Disse o presidente do Santos: “Se eu tivesse uma mínima ou qualquer tipo de fato concreto e que pudesse ser provado que ocorreu algo grave, envolvendo qualquer pessoa, seja ela atleta ou funcionária, imediatamente tomaremos as medidas cabíveis. Até esse momento não temos nada”. Ele também disse que não aceitaria pressão. O técnico decidiu, então, renunciar.
As jogadoras não se calaram. A pressão cresceu. Os protestos ganharam força. As vozes não se calaram. E o técnico pediu demissão. Vitória? Não. Um passo à frente dado? Sim.
Quanto vale a palavra de uma mulher? Quanto vale a palavra da vítima de um abuso? De um assédio? Me pergunto sempre, porque a resposta não existe. Ou melhor, ela existe diz que não vale nada. 19 atletas denunciaram assédio moral e sexual. Mas as suas palavras não valeram nada para o dirigente santista.

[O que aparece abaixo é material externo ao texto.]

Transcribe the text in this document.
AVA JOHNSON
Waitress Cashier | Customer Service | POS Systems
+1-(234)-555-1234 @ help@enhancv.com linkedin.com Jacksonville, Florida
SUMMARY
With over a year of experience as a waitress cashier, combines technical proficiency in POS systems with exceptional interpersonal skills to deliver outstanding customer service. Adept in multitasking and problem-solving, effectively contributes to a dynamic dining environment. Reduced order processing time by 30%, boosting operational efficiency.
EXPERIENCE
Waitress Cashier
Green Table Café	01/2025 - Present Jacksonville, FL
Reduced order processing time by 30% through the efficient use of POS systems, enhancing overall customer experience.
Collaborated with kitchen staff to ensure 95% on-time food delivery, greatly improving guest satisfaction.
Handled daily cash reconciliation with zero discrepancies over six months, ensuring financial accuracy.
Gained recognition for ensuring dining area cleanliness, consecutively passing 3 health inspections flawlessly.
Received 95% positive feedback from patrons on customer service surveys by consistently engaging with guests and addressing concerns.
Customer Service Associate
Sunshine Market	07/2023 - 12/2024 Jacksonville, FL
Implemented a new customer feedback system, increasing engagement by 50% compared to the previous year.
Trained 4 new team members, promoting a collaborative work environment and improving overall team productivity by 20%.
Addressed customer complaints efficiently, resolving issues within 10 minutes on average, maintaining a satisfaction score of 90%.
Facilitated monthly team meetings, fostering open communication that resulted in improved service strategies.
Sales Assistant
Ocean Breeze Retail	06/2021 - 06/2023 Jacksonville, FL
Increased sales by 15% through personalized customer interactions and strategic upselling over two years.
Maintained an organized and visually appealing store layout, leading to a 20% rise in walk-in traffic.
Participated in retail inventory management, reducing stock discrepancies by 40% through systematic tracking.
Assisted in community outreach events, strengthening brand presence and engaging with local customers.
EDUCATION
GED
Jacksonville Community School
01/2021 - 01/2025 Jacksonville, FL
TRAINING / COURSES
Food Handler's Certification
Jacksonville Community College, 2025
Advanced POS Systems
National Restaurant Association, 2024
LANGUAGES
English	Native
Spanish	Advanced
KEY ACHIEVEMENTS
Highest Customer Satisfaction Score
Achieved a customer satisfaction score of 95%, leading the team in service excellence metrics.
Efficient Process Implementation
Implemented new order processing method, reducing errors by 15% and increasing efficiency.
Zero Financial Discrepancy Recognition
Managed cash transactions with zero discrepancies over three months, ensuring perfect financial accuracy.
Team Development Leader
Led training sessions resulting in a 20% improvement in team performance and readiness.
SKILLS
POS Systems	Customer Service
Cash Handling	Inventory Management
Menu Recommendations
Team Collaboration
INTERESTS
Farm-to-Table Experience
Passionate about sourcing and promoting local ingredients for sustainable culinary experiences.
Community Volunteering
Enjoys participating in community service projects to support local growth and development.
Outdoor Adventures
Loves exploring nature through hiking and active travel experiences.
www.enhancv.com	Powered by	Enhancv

Triste é saber que isso é comum e frequente. Essa é a regra. Não denuncie homens brancos, ricos e poderosos. Se você, mulher, ousar fazer isso, será desacreditada. Chamada de louca. De vingativa. Dirão que seus hormônios estavam em curto-circuito. E assim eles vão se protegendo, se perpetuando assediadores. Sim, porque quem assedia uma vez, assedia sempre. Ele sabe da impunidade. Ele sabe será protegido por seus pares. Até quando?
Até a justiça, através das suas diversas instâncias, começar a ser feita. Não há reparação financeira para os estragos de um assédio. Assim como não há reparação financeira para os casos em que a omissão do poder público vitimiza a mulher assediada e agredida quando busca justiça. Estupro na Espanha tem preço? Sim. E o assédio no Brasil? Bom, esse parece estar sempre em promoção, com grandes descontos e preço bem baixinho. Tão baixinho que sequer ganha espaço na imprensa.
Até quando? Até todas as vozes serem ouvidas da mesma forma. Até os omissos e cúmplices dos assediadores acordarem. Se não entendem simplesmente porque é o certo, aprenderão por terem, em algum momento, uma vítima em sua família. Eu desejo que acordem antes. Não desejo a ninguém ser vítima de assédio, buscar amparo e acolhimento e ser vítima de novo: da justiça, dos pares e da sociedade.
LEMBRE-SE SEMPRE: Quando você relativiza uma denúncia ou um relato, você relativiza uma das poucas coisas que uma ainda mulher tem: sua voz.